Segundo o parágrafo 2.º, do artigo 3.º do Código de Defesa do Consumidor (Lei 8.078/90), “serviço é qualquer atividade fornecida no mercado de consumo, mediante remuneração, inclusive de natureza bancária (...)”.
Já a Federação Brasileira de Bancos (Febraban), em nota divulgada em seu site, explica que o principal objetivo da Adin é resguardar interesses dos clientes e investidores que confiam sua poupança ao sistema financeiro, “evitando conflitos judiciais por falta de definição do Judiciário sobre a legislação que se aplica aos contratos bancários.”

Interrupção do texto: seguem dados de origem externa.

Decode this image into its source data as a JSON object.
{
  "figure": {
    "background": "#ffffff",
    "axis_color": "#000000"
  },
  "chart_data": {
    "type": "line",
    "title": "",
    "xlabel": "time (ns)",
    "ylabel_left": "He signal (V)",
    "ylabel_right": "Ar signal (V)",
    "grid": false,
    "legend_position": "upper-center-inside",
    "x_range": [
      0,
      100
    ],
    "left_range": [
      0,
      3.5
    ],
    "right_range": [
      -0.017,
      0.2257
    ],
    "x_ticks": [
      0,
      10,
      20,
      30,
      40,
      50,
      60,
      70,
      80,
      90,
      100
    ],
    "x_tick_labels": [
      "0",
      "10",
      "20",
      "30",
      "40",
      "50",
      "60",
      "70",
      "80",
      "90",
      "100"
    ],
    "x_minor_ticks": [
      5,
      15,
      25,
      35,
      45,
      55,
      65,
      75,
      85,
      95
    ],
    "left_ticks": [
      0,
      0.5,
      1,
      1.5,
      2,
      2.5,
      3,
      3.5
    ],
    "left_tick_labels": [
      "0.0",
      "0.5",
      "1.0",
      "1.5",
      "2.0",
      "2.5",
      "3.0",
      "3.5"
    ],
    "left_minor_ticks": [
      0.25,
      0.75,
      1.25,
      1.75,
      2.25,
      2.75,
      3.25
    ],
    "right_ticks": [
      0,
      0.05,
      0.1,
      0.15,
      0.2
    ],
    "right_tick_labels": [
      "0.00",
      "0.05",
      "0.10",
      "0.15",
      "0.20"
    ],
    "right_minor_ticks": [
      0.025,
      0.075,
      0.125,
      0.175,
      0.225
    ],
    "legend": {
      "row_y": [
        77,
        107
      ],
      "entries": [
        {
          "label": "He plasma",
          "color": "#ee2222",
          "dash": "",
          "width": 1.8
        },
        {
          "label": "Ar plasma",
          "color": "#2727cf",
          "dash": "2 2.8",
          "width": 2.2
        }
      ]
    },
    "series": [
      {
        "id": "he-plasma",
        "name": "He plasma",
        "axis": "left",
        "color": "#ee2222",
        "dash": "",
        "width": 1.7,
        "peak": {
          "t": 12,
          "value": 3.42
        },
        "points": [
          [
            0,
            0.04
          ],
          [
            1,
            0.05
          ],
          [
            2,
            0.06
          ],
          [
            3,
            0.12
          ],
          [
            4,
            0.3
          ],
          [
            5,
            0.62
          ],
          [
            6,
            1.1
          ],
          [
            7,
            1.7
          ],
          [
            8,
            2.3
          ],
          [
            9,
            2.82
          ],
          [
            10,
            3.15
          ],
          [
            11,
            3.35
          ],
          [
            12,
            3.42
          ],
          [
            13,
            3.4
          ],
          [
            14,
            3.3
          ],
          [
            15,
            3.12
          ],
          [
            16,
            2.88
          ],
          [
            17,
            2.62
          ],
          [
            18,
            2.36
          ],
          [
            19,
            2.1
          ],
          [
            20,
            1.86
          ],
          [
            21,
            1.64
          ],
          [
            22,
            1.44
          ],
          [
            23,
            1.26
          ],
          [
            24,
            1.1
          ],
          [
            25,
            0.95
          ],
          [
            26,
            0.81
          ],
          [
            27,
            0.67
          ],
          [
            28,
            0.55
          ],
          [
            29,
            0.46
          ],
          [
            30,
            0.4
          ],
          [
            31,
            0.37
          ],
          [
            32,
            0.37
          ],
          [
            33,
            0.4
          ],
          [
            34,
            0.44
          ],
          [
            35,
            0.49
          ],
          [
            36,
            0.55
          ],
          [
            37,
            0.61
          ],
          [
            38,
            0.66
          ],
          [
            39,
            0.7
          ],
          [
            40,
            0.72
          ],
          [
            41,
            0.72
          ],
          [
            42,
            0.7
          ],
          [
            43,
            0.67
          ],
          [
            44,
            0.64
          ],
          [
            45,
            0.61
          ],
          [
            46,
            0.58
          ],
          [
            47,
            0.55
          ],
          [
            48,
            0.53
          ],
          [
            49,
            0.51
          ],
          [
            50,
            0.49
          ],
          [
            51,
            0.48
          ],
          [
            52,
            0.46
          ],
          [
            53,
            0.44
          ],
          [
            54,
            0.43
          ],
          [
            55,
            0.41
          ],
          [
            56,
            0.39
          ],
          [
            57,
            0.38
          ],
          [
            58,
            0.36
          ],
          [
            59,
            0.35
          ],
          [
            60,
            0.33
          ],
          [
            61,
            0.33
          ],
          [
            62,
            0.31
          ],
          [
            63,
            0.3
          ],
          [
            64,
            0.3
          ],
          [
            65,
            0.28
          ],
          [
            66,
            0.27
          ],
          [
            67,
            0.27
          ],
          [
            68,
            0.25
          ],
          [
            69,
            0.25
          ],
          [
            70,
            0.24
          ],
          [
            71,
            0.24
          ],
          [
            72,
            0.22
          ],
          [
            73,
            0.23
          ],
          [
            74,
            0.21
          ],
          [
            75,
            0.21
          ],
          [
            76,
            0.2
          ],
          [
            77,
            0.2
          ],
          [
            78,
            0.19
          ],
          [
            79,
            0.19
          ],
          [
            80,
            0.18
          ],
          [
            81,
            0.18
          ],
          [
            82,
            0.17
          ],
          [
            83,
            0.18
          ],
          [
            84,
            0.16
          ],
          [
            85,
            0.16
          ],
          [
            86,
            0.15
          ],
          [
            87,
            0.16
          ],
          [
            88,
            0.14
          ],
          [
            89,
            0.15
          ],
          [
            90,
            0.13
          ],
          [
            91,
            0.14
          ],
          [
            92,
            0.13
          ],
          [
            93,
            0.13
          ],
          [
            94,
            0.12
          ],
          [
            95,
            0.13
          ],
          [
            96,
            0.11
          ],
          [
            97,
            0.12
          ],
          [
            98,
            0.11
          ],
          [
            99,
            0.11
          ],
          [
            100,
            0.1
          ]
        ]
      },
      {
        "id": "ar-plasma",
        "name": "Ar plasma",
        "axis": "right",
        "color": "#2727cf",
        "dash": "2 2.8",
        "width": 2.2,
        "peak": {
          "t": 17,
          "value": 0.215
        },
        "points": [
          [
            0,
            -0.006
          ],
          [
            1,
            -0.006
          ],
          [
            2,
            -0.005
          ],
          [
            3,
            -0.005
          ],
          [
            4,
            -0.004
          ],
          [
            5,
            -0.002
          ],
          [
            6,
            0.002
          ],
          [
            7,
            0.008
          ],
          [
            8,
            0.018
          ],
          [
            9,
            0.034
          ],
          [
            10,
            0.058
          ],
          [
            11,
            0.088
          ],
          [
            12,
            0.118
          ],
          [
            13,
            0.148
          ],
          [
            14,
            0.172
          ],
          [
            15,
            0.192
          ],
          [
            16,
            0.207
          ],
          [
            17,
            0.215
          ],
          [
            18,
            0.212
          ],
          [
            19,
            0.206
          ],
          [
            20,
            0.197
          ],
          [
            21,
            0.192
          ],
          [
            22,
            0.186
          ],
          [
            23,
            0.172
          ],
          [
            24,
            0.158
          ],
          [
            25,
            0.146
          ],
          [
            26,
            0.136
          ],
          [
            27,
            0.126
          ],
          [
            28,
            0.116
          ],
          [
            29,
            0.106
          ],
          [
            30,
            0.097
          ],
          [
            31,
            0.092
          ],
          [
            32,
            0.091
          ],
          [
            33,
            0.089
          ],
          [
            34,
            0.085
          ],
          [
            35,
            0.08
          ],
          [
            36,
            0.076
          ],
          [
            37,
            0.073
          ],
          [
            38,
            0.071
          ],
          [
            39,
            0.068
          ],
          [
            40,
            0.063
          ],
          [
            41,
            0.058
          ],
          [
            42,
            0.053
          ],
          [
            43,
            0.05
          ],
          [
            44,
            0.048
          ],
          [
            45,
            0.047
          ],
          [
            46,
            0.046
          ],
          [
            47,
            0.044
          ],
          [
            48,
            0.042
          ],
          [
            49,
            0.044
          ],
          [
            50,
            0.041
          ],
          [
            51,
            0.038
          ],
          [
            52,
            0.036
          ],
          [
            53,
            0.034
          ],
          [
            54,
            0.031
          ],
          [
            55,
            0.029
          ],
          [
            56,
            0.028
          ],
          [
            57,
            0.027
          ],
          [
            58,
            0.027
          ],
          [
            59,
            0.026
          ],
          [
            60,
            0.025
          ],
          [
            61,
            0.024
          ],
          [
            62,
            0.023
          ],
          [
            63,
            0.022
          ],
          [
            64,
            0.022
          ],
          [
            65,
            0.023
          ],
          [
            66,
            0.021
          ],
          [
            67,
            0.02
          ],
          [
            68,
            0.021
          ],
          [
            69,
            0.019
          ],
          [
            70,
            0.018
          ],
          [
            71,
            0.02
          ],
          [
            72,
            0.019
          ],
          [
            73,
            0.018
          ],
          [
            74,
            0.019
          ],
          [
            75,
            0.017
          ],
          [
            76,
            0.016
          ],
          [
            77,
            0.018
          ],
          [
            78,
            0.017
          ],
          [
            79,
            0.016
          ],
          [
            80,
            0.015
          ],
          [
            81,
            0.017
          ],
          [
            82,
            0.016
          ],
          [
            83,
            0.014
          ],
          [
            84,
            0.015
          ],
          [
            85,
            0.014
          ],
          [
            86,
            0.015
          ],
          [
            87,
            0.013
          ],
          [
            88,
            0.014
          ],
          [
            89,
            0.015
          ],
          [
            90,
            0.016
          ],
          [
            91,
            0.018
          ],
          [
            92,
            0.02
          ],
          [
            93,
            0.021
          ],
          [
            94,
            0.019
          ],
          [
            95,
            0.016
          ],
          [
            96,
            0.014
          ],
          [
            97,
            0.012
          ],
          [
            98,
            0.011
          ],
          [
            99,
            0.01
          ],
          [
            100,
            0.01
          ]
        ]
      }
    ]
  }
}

O argumento utilizado pela entidade dá conta que as operações financeiras não podem se equiparar aos demais negócios jurídicos comerciais, já que elas envolvem a moeda e o crédito.
“Uma empresa comercial ou industrial vende para o consumidor um bem que é seu e que, normalmente, perderá valor gradativamente depois de vendido. No caso de um serviço, seu valor, ainda que seja importante para quem o receba, na maioria dos casos tem pouco ou nenhum valor de revenda.